If we really were asked as a race to accept to be chipped. what we really do.??
Everything in a chip inside you. Your life. Financial life, criminal life, medical life…….
RFID has been known and covered for years.
But is this really safe.?? Safe from who?? and what.??
I think it’s easier for them..
for them to control.
For them to isolate if every they need to..
the RFID chip is basicily a chip that will be placed in your arm….it will carry a bar code which is made up of 3 sets of six digiets…666….this bar code will carry all your lifes info…and when its fully in place all your financial dealings will be done through this chip….and if you dont conform to what they…(the banksters)….ask then they turn your chip off…you will not be able to buy food……..trade….or travel….all thanks to a chip made by IBM…..the same people who used the first computers to help process the jews for the nazi,s………….nothin changes…..it just gets more sinister
Maybe I’m not up to speed with you guys but on the subject of embedded dial-ups, especially in OEM software, another culprit is Canon. When I’m online and go to print an https page (you often can’t save a secure page as you know), my Canon printer tries to dial-up.
Google Earth along with Realplayer are rated as highly invasive particularly if you are running them on Vista. Google Earth tries to dial-up the moment I boot up, which is annoying if nothing else. So does Skype. The answer is don’t have your modem driver or Internet dial-up in your start-up list.

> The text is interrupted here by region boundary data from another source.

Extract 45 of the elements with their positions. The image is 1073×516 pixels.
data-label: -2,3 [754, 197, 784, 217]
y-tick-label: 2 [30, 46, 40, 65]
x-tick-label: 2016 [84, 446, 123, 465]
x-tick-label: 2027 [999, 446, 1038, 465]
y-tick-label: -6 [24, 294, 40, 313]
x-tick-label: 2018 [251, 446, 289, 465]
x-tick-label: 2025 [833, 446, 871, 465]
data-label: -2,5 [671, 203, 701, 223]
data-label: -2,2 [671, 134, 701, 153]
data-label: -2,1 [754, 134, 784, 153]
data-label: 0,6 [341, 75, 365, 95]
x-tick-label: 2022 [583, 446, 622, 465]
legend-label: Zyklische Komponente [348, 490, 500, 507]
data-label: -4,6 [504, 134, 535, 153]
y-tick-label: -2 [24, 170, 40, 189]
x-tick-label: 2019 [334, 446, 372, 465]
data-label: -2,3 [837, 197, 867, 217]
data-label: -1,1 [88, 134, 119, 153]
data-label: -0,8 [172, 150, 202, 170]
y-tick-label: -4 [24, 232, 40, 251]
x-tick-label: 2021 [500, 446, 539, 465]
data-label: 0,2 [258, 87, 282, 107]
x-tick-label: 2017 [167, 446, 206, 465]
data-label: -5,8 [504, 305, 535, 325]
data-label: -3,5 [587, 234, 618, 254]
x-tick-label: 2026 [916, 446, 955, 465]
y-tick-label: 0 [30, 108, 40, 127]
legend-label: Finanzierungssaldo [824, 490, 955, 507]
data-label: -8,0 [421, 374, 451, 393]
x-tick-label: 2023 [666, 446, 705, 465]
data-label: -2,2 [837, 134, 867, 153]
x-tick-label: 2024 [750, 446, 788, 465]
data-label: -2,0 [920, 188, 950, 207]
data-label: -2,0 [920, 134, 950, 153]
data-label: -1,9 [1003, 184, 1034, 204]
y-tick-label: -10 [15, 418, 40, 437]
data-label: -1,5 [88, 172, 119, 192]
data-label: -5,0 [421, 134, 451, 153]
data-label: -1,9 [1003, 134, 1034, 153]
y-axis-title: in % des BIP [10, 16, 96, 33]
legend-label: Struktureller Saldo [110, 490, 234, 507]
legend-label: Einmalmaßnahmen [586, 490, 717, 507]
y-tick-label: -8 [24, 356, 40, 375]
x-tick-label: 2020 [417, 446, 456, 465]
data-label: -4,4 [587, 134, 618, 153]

I use McAfee which alerts me to any unsolicited dial-up by throwing up a window that identifies the exe program attempting to do so and asks for permission. If you don’t consent, it blocks it. McAfee also provides a pretty decent firewall and unlike many, such as Norton, AVG and Trend Micro seems more efficient in that it gets on with the job without producing noticeable drag. I’ve tried them all over the years and McAfee’s the best so far with a straightforward control panel plus other useful tools such as permanent delete.
Zerox, thanks for the tip on Truecrypt.
Encrypt it, There is no problem with encryption.
If you want to hide data from the government through encryption you have the right to do that. There is no law that says you cannot encrypt your data and there is no law saying you must “remember” what that password was.
They cant lock you up and throw away the key because you forgot the password to your encrypted drive.
If the government is after you in the first place, they are not there to work with you, they are trying to find evidence to lock you up for a long time. Why help them with that?
Truecrypt is great.
Unfortunately, Companies like Symantec have been ordered to leave Backdoors in their SW for the Security services.
The mackerel needs frying.
All this firewalling stuff is useless against government intrusion as they have back door access through Windows operating systems. Best thing to do is switch to Linux which is open source and can be verifiably shown to be not riddled with proprietary spyware from the get-go like anything from Microsoft is. Linux is not only far more secure, it’s also free!